Diffuse reflectance measurements are simpler to implement and allow obtaining quantitative information about the absorption properties as well as the scattering properties. However, in most studies quantitative information obtained from DRS measurements was limited to the estimation of the average bulk tissue optical properties (reduced scattering and absorption coefficient) rather than obtaining quantitative information related directly to tissue microstructure and morphology. This limitation is mainly due to the complex nature of light propagation (multiple scattering) in tissue with such microstructures and morphology. Therefore, it is difficult to characterize the scattering properties at cellular levels from DRS.

Also, the back-reflected light can be considered as derived from two categories, diffuse reflectance and specular reflectance. The specular reflectance is the light that does not propagate into the sample, but rather reflects from the front surface of the tissue. This component contains information about the tissue at the surface. The diffuse component is generally considered more useful for tissue qualification and quantification than is the specular component.

Various approaches, such as using a contact fiber-optic probe, collecting returning radiation over a small collection angle, or using a specular control device, have been proposed to emphasize the diffuse component relative to the specular component. For some tissues, for example, skin, it is relatively easy to obtain such spectra by simply touching the lesion with an appropriate optical fiber bundle that is coupled to a spectrometer. However, for internal organs such as the lung, such set-up would not be practical because of the interferences of the instrument-channel-based fiber probe with biopsy or other therapeutic tools.

Few studies have investigated the potential of diffuse reflectance spectroscopy for detecting tissue cancerous changes. Intrinsic differences on optical properties between malignant and benign lesions/normal tissues were found and were related directly to the changes in tissue physiology and morphology that occurred during cancer transformation. Clinical spectroscopic measurements and analyses have been performed on various organ sites including the lung. In particular, Bard et al. have performed spectral measurements and analysis on the abnormal lesions that were identified during fluorescence bronchoscopy and they found significant changes on both absorption-related and scattering-related physiological and morphological properties when tissue became malignant. They have also evaluated the potential of such spectral measurements for improving lung cancer detection specificity. However, their measurements were still conducted using a fiber optic probe inserted through the endoscope instrument channel and been in contact with the tissue surface during the measurement.

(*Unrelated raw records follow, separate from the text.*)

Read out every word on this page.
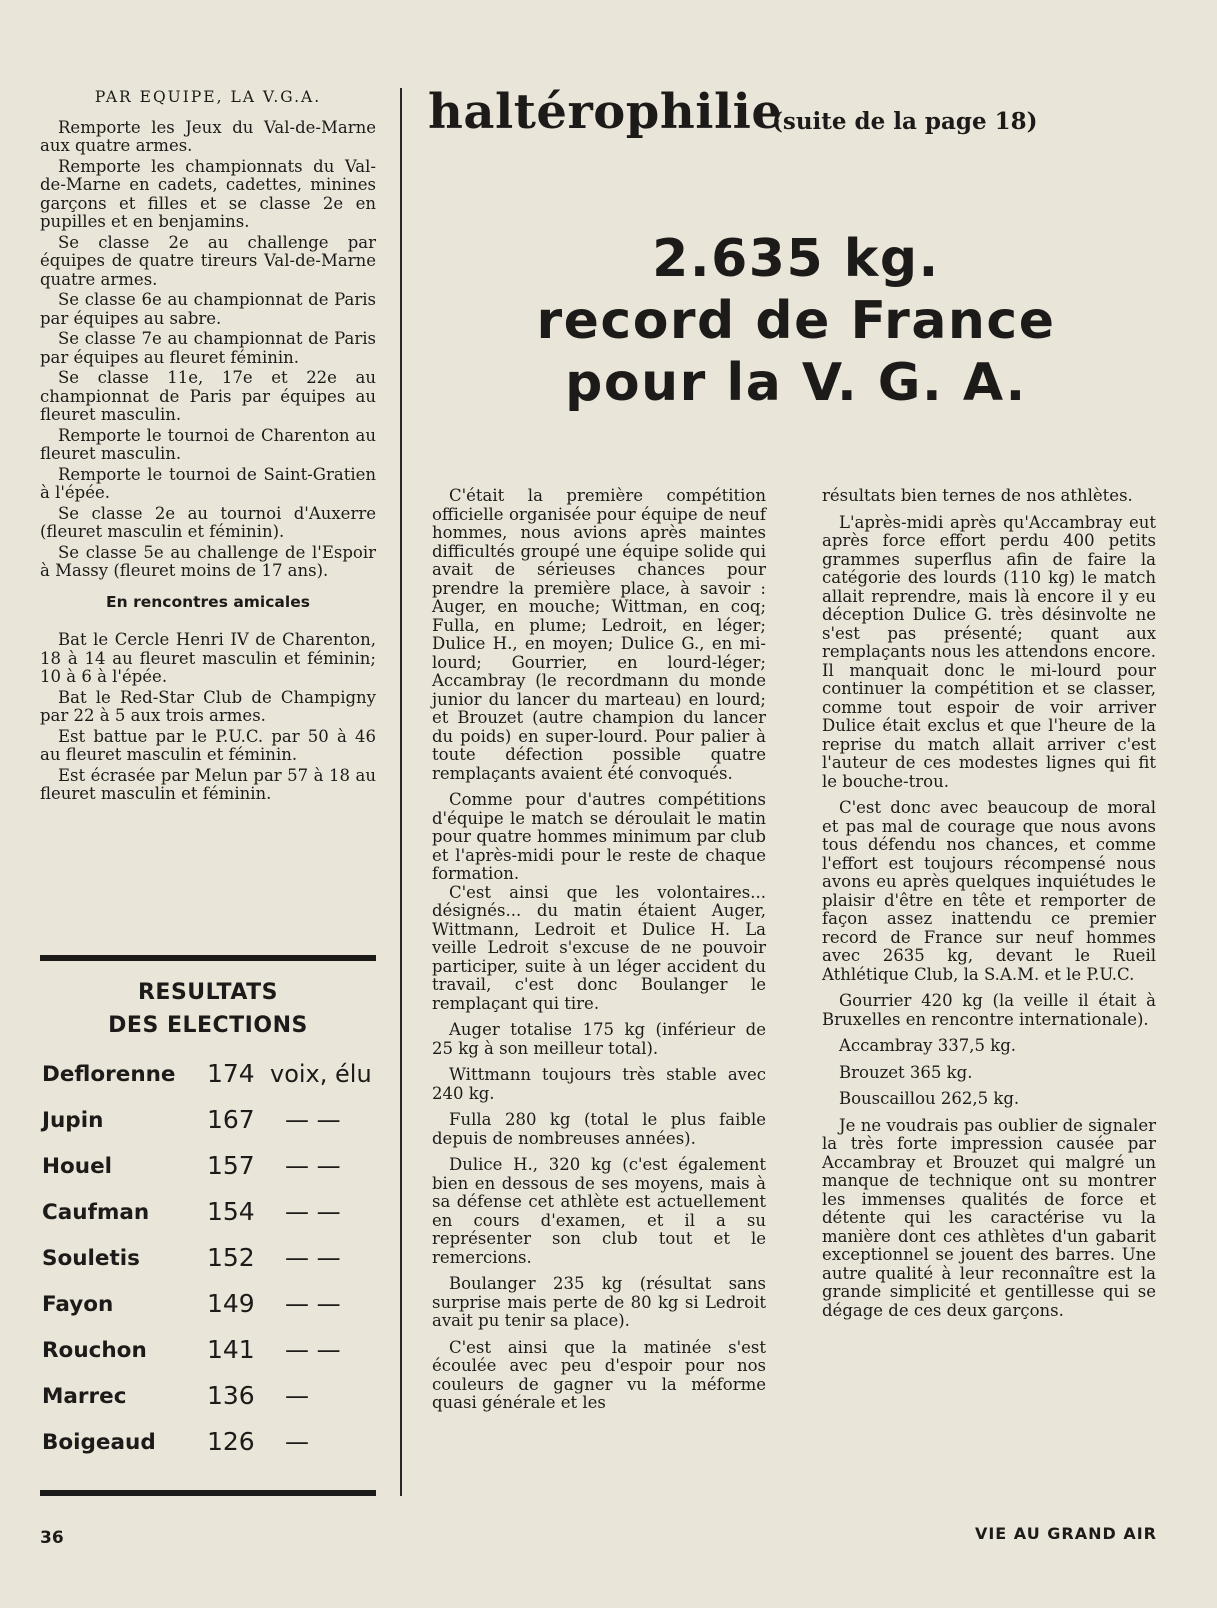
PAR EQUIPE, LA V.G.A.

Remporte les Jeux du Val-de-Marne aux quatre armes.

Remporte les championnats du Val-de-Marne en cadets, cadettes, minines garçons et filles et se classe 2e en pupilles et en benjamins.

Se classe 2e au challenge par équipes de quatre tireurs Val-de-Marne quatre armes.

Se classe 6e au championnat de Paris par équipes au sabre.

Se classe 7e au championnat de Paris par équipes au fleuret féminin.

Se classe 11e, 17e et 22e au championnat de Paris par équipes au fleuret masculin.

Remporte le tournoi de Charenton au fleuret masculin.

Remporte le tournoi de Saint-Gratien à l'épée.

Se classe 2e au tournoi d'Auxerre (fleuret masculin et féminin).

Se classe 5e au challenge de l'Espoir à Massy (fleuret moins de 17 ans).

En rencontres amicales

Bat le Cercle Henri IV de Charenton, 18 à 14 au fleuret masculin et féminin; 10 à 6 à l'épée.

Bat le Red-Star Club de Champigny par 22 à 5 aux trois armes.

Est battue par le P.U.C. par 50 à 46 au fleuret masculin et féminin.

Est écrasée par Melun par 57 à 18 au fleuret masculin et féminin.

RESULTATS
DES ELECTIONS
Deflorenne 174 voix, élu
Jupin	167 — —
Houel	157 — —
Caufman 154 — —
Souletis	152 — —
Fayon	149 — —
Rouchon 141 — —
Marrec	136 —
Boigeaud 126 —
haltérophilie
(suite de la page 18)
2.635 kg.
record de France
pour la V. G. A.

C'était la première compétition officielle organisée pour équipe de neuf hommes, nous avions après maintes difficultés groupé une équipe solide qui avait de sérieuses chances pour prendre la première place, à savoir : Auger, en mouche; Wittman, en coq; Fulla, en plume; Ledroit, en léger; Dulice H., en moyen; Dulice G., en mi-lourd; Gourrier, en lourd-léger; Accambray (le recordmann du monde junior du lancer du marteau) en lourd; et Brouzet (autre champion du lancer du poids) en super-lourd. Pour palier à toute défection possible quatre remplaçants avaient été convoqués.

Comme pour d'autres compétitions d'équipe le match se déroulait le matin pour quatre hommes minimum par club et l'après-midi pour le reste de chaque formation.

C'est ainsi que les volontaires... désignés... du matin étaient Auger, Wittmann, Ledroit et Dulice H. La veille Ledroit s'excuse de ne pouvoir participer, suite à un léger accident du travail, c'est donc Boulanger le remplaçant qui tire.

Auger totalise 175 kg (inférieur de 25 kg à son meilleur total).

Wittmann toujours très stable avec 240 kg.

Fulla 280 kg (total le plus faible depuis de nombreuses années).

Dulice H., 320 kg (c'est également bien en dessous de ses moyens, mais à sa défense cet athlète est actuellement en cours d'examen, et il a su représenter son club tout et le remercions.

Boulanger 235 kg (résultat sans surprise mais perte de 80 kg si Ledroit avait pu tenir sa place).

C'est ainsi que la matinée s'est écoulée avec peu d'espoir pour nos couleurs de gagner vu la méforme quasi générale et les

résultats bien ternes de nos athlètes.

L'après-midi après qu'Accambray eut après force effort perdu 400 petits grammes superflus afin de faire la catégorie des lourds (110 kg) le match allait reprendre, mais là encore il y eu déception Dulice G. très désinvolte ne s'est pas présenté; quant aux remplaçants nous les attendons encore. Il manquait donc le mi-lourd pour continuer la compétition et se classer, comme tout espoir de voir arriver Dulice était exclus et que l'heure de la reprise du match allait arriver c'est l'auteur de ces modestes lignes qui fit le bouche-trou.

C'est donc avec beaucoup de moral et pas mal de courage que nous avons tous défendu nos chances, et comme l'effort est toujours récompensé nous avons eu après quelques inquiétudes le plaisir d'être en tête et remporter de façon assez inattendu ce premier record de France sur neuf hommes avec 2635 kg, devant le Rueil Athlétique Club, la S.A.M. et le P.U.C.

Gourrier 420 kg (la veille il était à Bruxelles en rencontre internationale).

Accambray 337,5 kg.

Brouzet 365 kg.

Bouscaillou 262,5 kg.

Je ne voudrais pas oublier de signaler la très forte impression causée par Accambray et Brouzet qui malgré un manque de technique ont su montrer les immenses qualités de force et détente qui les caractérise vu la manière dont ces athlètes d'un gabarit exceptionnel se jouent des barres. Une autre qualité à leur reconnaître est la grande simplicité et gentillesse qui se dégage de ces deux garçons.

36	VIE AU GRAND AIR
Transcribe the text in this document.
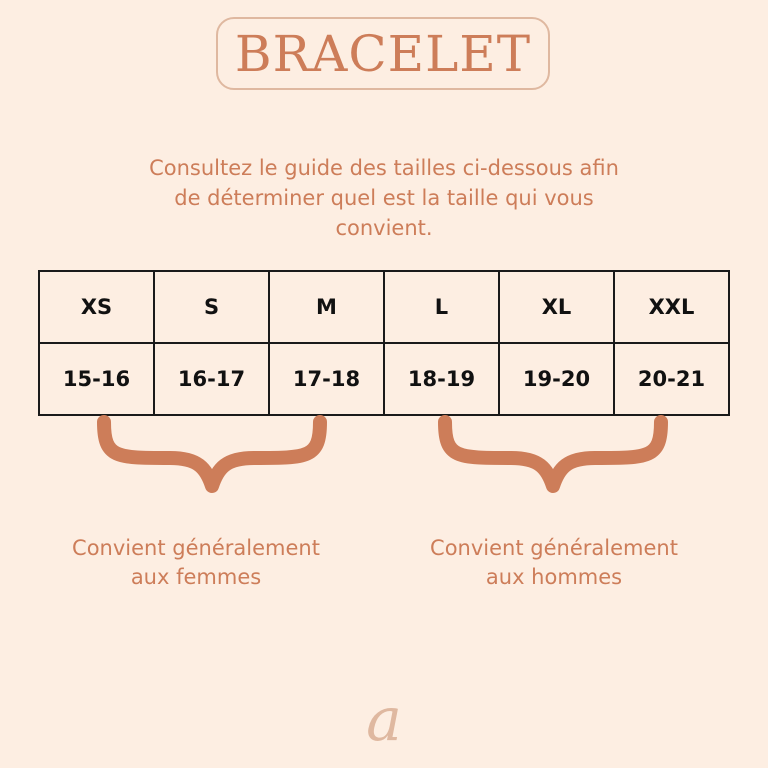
BRACELET
Consultez le guide des tailles ci-dessous afin
de déterminer quel est la taille qui vous
convient.
XS	S	M	L	XL	XXL
15-16	16-17	17-18	18-19	19-20	20-21
Convient généralement
aux femmes
Convient généralement
aux hommes
a
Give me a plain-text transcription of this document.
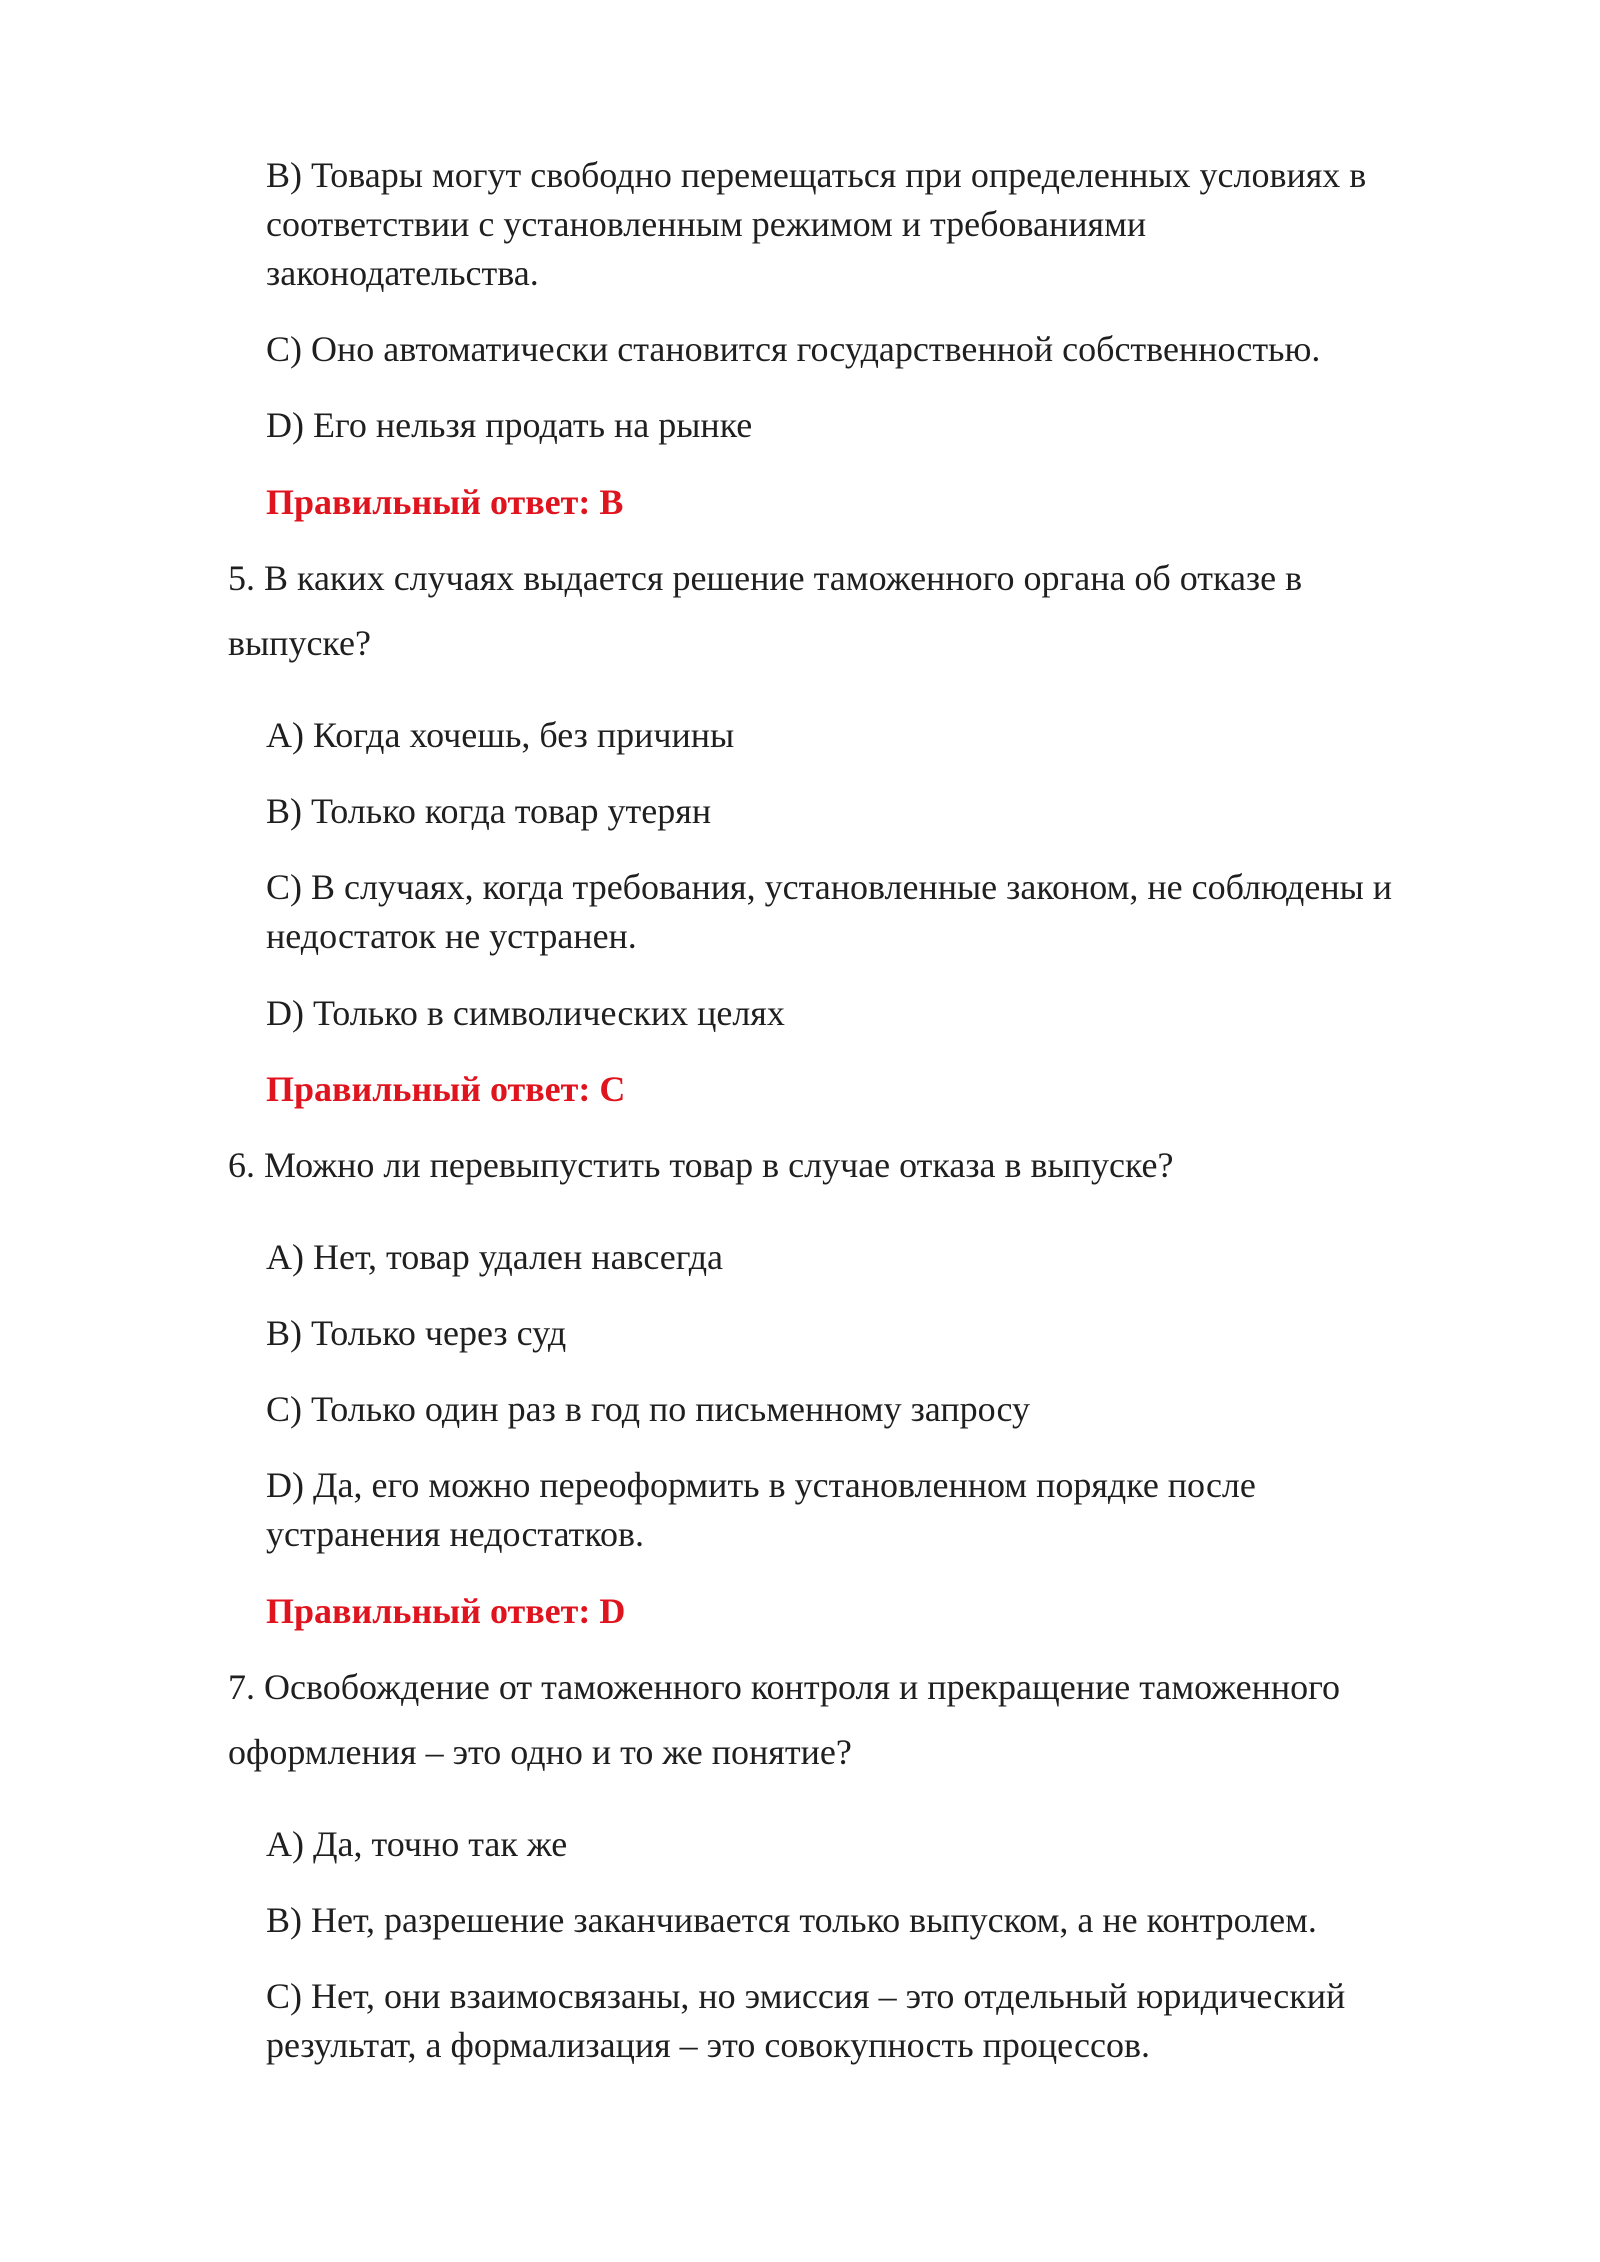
B) Товары могут свободно перемещаться при определенных условиях в
соответствии с установленным режимом и требованиями
законодательства.
C) Оно автоматически становится государственной собственностью.
D) Его нельзя продать на рынке
Правильный ответ: B
5. В каких случаях выдается решение таможенного органа об отказе в
выпуске?
A) Когда хочешь, без причины
B) Только когда товар утерян
C) В случаях, когда требования, установленные законом, не соблюдены и
недостаток не устранен.
D) Только в символических целях
Правильный ответ: C
6. Можно ли перевыпустить товар в случае отказа в выпуске?
A) Нет, товар удален навсегда
B) Только через суд
C) Только один раз в год по письменному запросу
D) Да, его можно переоформить в установленном порядке после
устранения недостатков.
Правильный ответ: D
7. Освобождение от таможенного контроля и прекращение таможенного
оформления – это одно и то же понятие?
A) Да, точно так же
B) Нет, разрешение заканчивается только выпуском, а не контролем.
C) Нет, они взаимосвязаны, но эмиссия – это отдельный юридический
результат, а формализация – это совокупность процессов.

In principle, DRS as used in the clinical setting is performed in the following manner. An optical fiber probe, fiber-optic bundle, inserted through the biopsy channel of the endoscope and, coupled to a spectrometer, is brought into contact with the tissue surface. The optical fiber probe consists of an illuminating fiber/fiber optical bundle, typically the central core and surrounding fibers/fiber optical bundles for capturing the returning radiation. Light leaves the illuminating fiber and enters the tissue under investigation. After the processes of scattering and absorption, light that leaves the tissue is captured by the detecting fibers and directed into a spectrometer. The spectrum may than further analyzed to determine the characteristics of the tissue.

Despite the fact that employment of the contact probe geometry gives more controlled diffuse reflectance measurements with less measurement artefacts, the limitation of this kind of measurement is that it is awkward and time consuming for in vivo endoscopic imaging of internal organs.